Van mond tot poepgat
21 maart 2022
Hoe kan ik er als leerkracht voor zorgen dat kinderen meteen met volle betrokkenheid bij het onderwerp zijn? Wat moet ik doen? Welke acties zijn nodig? Sjaak van Moorsel en zijn collega’s dachten hierover toen ze een nieuw thema tijdens projectwerk wilden gaan presenteren. Alle kinderen mogen een zaklamp meenemen. Maar waarvoor? Op school zien ze een lange kronkelende tunnel. De aandacht is er meteen.
Een goed begin is het halve werk zeggen ze wel eens. Nou, zo dachten wij ook. Wij willen in onze twee groepen 5/6 gaan werken aan een nieuw thema: het menselijk lichaam. Maar hoe introduceren we ons thema? Want het is natuurlijk gaaf wanneer de kinderen vanaf het begin enthousiast zijn.

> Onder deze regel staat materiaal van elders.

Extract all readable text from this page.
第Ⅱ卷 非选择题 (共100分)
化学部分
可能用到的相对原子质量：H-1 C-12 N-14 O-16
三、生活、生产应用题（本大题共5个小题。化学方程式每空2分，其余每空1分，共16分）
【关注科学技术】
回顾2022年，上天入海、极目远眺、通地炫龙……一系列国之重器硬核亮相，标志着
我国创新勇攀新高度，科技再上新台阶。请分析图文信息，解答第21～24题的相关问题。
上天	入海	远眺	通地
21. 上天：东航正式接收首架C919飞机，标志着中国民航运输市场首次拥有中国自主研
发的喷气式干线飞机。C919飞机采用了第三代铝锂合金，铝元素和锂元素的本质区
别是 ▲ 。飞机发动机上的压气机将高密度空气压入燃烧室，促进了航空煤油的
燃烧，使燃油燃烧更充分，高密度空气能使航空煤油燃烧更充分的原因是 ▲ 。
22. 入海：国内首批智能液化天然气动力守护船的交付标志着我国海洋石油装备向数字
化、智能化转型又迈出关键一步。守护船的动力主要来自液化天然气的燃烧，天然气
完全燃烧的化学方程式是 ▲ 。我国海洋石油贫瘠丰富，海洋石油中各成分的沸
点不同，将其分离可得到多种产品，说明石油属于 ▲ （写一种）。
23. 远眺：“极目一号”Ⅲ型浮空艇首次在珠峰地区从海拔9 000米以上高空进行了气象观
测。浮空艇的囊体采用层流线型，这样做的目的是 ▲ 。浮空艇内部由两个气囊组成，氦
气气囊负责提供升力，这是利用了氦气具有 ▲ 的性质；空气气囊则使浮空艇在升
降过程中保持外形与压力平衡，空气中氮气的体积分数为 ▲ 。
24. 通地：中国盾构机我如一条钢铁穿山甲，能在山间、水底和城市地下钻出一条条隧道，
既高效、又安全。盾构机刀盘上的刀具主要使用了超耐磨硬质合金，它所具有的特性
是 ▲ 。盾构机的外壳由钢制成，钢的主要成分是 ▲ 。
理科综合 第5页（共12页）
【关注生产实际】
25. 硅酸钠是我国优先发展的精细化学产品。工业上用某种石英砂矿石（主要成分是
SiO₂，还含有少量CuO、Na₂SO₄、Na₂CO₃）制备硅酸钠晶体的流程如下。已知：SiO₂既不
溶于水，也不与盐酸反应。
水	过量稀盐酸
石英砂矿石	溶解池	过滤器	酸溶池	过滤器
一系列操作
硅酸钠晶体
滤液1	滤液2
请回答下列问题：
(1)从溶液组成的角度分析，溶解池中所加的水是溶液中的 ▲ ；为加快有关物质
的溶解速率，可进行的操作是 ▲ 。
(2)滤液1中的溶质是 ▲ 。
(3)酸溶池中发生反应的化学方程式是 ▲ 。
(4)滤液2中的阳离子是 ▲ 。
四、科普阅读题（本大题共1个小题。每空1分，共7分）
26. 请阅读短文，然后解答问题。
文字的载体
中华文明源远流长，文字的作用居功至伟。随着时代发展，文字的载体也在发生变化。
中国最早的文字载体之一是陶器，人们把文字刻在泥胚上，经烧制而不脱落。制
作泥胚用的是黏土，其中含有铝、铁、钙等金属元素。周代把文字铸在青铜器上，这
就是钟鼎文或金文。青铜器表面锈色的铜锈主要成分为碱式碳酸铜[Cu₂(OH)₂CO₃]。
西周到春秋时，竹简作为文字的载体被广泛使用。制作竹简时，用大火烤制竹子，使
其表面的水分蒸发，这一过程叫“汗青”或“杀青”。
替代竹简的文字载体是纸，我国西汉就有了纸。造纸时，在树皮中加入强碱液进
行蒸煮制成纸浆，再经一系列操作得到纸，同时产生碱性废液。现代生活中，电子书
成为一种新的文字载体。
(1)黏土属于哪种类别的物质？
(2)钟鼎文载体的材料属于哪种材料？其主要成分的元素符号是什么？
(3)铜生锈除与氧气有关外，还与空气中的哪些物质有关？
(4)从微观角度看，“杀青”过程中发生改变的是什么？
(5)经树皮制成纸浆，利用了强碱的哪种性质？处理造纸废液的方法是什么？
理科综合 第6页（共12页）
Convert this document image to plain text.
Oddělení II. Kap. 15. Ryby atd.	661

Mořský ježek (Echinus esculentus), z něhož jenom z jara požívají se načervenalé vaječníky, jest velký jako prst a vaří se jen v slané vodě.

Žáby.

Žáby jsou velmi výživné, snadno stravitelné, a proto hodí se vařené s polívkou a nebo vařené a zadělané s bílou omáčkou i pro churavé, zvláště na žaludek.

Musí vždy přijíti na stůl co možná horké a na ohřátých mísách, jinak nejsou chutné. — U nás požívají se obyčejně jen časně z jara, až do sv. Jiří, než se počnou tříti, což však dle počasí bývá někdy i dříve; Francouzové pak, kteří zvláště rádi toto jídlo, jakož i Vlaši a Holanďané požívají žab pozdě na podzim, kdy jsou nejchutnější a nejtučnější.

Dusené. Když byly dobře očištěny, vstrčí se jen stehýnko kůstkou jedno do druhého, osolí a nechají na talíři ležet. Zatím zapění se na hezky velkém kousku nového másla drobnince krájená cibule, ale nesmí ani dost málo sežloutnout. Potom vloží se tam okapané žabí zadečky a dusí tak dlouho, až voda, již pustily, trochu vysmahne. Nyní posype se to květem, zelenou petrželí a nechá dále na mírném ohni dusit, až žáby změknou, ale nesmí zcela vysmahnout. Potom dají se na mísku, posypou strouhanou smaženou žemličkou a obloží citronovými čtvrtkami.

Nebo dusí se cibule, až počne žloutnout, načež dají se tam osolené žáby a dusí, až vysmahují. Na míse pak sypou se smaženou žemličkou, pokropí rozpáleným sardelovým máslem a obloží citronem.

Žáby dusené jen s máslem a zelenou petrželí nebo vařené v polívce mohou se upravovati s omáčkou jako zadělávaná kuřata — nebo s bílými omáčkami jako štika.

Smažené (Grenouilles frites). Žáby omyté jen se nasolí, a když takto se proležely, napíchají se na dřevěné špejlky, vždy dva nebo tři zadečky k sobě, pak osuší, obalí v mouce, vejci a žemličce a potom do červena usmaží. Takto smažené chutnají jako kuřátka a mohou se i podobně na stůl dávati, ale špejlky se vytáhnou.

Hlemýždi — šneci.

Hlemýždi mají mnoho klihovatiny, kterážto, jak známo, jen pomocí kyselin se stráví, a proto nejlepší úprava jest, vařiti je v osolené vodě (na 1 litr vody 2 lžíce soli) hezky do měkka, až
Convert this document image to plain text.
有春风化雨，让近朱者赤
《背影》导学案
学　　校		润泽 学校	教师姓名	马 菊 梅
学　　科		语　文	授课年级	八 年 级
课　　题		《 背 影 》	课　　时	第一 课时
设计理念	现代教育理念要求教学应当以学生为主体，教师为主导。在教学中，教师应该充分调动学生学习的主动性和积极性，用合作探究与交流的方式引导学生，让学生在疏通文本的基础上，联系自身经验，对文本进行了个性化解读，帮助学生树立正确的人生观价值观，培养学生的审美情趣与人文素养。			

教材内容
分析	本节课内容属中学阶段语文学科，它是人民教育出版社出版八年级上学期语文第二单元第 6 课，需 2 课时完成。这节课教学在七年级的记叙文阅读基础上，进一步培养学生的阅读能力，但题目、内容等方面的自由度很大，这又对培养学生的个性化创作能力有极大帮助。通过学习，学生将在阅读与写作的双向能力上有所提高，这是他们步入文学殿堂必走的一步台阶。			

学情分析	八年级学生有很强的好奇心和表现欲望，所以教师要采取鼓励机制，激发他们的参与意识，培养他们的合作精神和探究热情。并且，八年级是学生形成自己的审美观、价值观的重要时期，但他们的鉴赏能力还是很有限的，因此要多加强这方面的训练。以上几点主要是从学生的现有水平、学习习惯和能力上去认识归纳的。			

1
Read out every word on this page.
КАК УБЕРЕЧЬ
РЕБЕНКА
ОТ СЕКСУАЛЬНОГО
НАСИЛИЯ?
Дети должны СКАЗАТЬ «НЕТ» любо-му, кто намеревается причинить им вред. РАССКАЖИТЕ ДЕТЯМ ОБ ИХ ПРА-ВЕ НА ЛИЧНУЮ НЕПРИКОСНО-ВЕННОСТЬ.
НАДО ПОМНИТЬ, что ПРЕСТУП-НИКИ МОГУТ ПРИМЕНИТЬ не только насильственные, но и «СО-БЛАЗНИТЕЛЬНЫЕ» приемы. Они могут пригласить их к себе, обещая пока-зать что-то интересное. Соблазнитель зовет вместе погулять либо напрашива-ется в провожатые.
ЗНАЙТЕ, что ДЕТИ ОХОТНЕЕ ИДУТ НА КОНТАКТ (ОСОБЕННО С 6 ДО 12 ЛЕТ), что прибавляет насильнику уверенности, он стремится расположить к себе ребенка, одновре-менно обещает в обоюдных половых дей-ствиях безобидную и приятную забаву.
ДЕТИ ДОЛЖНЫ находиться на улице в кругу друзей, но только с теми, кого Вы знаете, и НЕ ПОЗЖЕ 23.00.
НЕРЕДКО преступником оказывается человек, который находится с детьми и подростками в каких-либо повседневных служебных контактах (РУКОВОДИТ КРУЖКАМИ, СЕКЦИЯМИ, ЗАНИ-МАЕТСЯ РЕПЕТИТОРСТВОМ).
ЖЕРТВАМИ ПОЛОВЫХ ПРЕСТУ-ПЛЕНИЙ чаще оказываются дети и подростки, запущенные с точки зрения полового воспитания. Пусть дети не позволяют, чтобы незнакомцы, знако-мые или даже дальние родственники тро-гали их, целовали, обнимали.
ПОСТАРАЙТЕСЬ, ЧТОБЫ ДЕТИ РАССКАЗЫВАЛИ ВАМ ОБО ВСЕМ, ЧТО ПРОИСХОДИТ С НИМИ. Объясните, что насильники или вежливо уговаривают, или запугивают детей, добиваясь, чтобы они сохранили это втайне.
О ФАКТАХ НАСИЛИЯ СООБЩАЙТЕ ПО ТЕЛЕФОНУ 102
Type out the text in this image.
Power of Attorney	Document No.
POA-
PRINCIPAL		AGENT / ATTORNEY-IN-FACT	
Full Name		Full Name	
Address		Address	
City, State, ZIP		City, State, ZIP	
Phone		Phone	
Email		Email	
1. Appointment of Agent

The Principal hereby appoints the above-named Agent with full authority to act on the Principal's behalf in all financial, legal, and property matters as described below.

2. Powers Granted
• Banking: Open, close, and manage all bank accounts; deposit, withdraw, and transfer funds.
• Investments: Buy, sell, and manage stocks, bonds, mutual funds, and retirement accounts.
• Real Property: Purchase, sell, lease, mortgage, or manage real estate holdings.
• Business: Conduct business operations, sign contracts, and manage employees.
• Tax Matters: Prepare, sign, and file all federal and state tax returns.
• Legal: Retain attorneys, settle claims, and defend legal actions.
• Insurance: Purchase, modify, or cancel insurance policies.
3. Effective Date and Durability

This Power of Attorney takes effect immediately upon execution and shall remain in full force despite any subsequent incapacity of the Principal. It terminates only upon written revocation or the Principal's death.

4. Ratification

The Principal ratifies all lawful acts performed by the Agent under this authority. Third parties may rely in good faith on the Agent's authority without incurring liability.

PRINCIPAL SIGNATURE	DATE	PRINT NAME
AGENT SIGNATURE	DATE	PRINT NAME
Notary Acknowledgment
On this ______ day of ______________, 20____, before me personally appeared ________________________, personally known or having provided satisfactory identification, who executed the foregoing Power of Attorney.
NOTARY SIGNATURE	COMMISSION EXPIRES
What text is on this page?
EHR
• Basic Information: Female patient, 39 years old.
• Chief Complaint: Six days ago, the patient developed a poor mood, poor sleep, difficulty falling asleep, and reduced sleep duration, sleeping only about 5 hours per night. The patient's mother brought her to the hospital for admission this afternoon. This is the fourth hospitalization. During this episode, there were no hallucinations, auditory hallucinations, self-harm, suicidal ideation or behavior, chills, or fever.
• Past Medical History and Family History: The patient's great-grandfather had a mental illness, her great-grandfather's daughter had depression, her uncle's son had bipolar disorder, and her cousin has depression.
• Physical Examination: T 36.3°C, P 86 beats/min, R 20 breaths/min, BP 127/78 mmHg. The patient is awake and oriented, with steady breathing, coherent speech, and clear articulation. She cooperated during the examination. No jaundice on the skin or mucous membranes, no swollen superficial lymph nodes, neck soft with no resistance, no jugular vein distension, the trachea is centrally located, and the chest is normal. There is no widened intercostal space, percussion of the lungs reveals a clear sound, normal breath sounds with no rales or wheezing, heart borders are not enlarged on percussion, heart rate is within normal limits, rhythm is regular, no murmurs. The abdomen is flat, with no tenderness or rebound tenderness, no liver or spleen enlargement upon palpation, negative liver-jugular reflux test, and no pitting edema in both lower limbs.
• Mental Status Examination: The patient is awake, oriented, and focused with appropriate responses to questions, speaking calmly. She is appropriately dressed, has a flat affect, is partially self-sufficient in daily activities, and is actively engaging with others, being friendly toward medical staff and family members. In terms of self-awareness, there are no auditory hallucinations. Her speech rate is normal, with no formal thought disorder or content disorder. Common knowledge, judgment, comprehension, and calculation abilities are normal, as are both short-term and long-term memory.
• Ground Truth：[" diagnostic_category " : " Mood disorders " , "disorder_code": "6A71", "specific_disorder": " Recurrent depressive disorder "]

Juf Maartje heeft een geweldig plan: ‘We bouwen een tunnel waar kinderen doorheen moeten kruipen’, zegt ze. ‘En die tunnel is de weg van de mond tot het poepgat’. ‘Onderweg in die tunnel komen de kinderen dan informatie tegen over de slokdarm, de maag de dunne en dikke darm en de endeldarm.’ Wij, de andere leerkrachten, vinden het een prachtig idee.
De kinderen krijgen een mailtje dat ze allemaal een zaklamp mee moeten nemen naar school. Tijdens de pauze bouwen wij de tunnel waarbij we allemaal oude dekens en dikke doeken over tafels en tafeltjes leggen. De slingerende tunnel ligt klaar.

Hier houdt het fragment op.